Une résidence au musée Camille Claudel

Dernière mise à jour : 9 sept. 2023

J'ai passé le printemps dans l'Aube, accueillie au domaine du Tournefou pour une résidence d'écriture de deux mois au musée Camille Claudel. Pendant ce temps d'isolement, j'ai pris soin de créer un "bain" d'images, de sons, de musiques et de textes dans lesquels m'immerger. J'y plongeais chaque jour jusqu'à y fusionner le quotidien.

Le reculement du domaine a favorisé un repli sur soi, un retour propice à la création. Il y eu d'abord une sensation de vide. L'atmosphère plane, l'horizon sans montagnes ont marqué un contraste avec une intériorité foisonnante et émotive. J'ai senti l'impact de l'environnement sur mon corps et sur ma façon d'écrire. C'était à la fois violent et doux, c'était comme entrer en résonance avec moi-même, sans pouvoir reculer. J'ai été seule. J'ai eu pleinement l'espace d'être moi-même, d'être celle que je me demandais d'être.





Dans ce vide, les gonds posés par l'équipe du Tournefou ont été essentiels. Elle a su installer un rythme, un cadre pour explorer le vide et la possibilité d'en sortir. Ce cadre est né d'une confiance et d'un confort fabriqué par elle. Une atmosphère familiale où chaque membre tient une place importante, une place que l'on a pas besoin de conquérir, mais de laquelle il est possible de s'extraire, au besoin. Je n'étais pas la seule membre invitée à cette famille car deux autres résidentes m'ont rejoint. Notre lien s'est tissé par la recherche et par l'art, dans une grande richesse d'échanges et d'entraide.

L'œuvre de Camille Claudel a infusé cette période à la manière d'une encre sur papier transfert. Elle s'est immiscée partout où elle pouvait, faisant pousser à l'intérieur de mes pensées des sentiments nouveaux, des révoltes, des tristesses que je n'étais pas sûre d'avoir vécu mais dont j'avais le souvenir. Camille a été présente comme une chose à tuer car trop puissante trop imposante pour juste moi. J'ai demandé à la vie de Camille de s'éloigner de la mienne, de laisser la place à mes mains de faire. J'ai vu en Camille la possibilité d'ouvrir ma langue à l'extrême sensorialité des corps dont elle est capable.


Et elle l'a fait.



Camille et moi nous sommes regardées. Il y a eu un effet miroir. Et puis un détournement. Camille sera toujours en moi quelque part. Mais Camille Claudel est morte. C'est cette part de moi que j'ai regardé mourir et puis se transformer, grâce aux mots.
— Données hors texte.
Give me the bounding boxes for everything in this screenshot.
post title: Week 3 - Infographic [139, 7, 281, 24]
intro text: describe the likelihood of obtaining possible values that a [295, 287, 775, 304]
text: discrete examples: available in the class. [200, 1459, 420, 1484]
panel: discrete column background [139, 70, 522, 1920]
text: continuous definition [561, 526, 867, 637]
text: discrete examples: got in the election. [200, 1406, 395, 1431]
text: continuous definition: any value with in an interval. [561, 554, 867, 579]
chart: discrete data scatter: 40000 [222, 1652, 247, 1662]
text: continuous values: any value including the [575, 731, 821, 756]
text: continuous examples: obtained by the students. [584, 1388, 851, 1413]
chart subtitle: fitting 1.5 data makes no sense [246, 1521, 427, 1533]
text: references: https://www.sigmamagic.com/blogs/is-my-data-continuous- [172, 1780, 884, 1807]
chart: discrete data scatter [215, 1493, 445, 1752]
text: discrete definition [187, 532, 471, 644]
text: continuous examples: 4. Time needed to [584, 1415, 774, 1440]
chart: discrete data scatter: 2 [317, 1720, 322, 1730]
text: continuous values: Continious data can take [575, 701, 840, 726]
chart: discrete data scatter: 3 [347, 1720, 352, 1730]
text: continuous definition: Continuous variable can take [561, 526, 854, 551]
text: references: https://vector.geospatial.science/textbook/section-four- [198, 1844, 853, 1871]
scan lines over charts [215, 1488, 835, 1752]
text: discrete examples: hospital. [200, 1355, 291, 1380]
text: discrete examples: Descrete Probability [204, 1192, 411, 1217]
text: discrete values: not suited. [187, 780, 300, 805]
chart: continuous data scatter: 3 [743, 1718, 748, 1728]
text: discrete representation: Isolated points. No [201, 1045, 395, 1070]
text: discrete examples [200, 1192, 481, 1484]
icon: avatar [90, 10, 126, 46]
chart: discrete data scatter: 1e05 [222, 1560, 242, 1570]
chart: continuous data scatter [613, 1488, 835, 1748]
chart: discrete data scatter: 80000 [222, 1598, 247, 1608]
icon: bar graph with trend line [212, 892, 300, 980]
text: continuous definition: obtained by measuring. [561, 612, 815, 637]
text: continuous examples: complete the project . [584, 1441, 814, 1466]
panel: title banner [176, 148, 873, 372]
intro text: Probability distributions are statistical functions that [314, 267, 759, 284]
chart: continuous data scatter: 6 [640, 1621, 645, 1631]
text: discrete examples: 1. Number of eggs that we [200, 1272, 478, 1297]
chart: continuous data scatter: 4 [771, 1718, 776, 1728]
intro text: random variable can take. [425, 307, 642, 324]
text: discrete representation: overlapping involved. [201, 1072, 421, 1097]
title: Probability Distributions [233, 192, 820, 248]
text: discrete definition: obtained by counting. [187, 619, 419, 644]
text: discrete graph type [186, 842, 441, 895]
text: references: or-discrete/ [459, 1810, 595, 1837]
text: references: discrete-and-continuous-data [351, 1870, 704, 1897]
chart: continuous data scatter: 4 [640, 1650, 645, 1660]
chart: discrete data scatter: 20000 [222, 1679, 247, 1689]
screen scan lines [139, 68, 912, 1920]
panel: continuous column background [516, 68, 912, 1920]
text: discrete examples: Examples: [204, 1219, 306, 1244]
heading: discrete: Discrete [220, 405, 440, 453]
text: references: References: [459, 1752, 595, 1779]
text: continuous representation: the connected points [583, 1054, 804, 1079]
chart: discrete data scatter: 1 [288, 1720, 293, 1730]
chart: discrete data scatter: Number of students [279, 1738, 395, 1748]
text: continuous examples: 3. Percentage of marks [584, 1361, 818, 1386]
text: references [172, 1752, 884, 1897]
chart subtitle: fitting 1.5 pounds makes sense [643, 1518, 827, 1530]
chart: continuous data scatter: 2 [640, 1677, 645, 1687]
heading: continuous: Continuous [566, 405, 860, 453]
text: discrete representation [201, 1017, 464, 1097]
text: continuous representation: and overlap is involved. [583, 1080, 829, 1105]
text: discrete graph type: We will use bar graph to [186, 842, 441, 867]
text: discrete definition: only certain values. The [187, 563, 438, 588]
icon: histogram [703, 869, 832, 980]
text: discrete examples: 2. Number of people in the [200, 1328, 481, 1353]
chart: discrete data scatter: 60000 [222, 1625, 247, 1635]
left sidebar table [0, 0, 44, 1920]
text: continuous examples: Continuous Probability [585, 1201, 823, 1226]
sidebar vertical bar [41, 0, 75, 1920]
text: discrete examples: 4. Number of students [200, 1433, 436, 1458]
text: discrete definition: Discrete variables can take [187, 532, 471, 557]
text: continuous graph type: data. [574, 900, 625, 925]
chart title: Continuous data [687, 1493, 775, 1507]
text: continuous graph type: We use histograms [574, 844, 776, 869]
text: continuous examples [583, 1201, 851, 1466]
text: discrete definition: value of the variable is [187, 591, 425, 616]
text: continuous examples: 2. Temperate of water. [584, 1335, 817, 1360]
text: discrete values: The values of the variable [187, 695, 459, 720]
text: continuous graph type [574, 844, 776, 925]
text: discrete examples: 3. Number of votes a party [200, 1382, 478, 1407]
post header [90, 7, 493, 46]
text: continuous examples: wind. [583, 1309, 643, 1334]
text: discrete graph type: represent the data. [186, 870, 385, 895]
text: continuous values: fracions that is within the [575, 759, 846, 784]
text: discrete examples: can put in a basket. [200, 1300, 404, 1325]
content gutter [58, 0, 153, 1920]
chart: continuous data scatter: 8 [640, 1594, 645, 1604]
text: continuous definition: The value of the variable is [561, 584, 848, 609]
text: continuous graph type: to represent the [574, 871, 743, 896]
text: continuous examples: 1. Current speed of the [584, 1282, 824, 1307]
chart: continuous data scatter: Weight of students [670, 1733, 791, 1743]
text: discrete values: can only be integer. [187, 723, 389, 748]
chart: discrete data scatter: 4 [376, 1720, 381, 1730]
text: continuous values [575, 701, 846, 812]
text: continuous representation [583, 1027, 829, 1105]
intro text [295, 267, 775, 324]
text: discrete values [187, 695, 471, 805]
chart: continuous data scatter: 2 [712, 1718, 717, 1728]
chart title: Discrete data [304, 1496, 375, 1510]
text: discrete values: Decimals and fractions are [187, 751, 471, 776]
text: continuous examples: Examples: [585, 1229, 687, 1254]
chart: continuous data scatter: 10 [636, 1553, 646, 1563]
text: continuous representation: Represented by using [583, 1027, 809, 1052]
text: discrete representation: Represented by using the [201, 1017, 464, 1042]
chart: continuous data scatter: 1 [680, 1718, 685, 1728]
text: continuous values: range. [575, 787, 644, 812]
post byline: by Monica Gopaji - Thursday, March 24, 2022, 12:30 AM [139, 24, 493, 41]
C'est ce dont parlent les mythes je crois. Les mythes, dans leur proportions surdimensionnées, avertissent et soignent les vies quotidiennes auxquelles ils font écho. Camille est un mythe. Un mythe de la création, un mythe du féminin à l'ouvrage, un mythe du désir qui se brouille - un désir qui se confond. Lorsqu'on est créatrice, il est possible de se retrouver coincée, un jour, dans les filets du mythe du Camille. Prise dans une histoire plus large que la sienne. Une histoire politique de recherche d'indépendance et de reconnaissance, les cris qu'on lance pour se faire entendre, les mains qu'on tient et celles qu'on lâche. Cette histoire, je l'ai vécue. Mon texte de résidence recherche-création aux cieux en donne une approche poétique et musicale.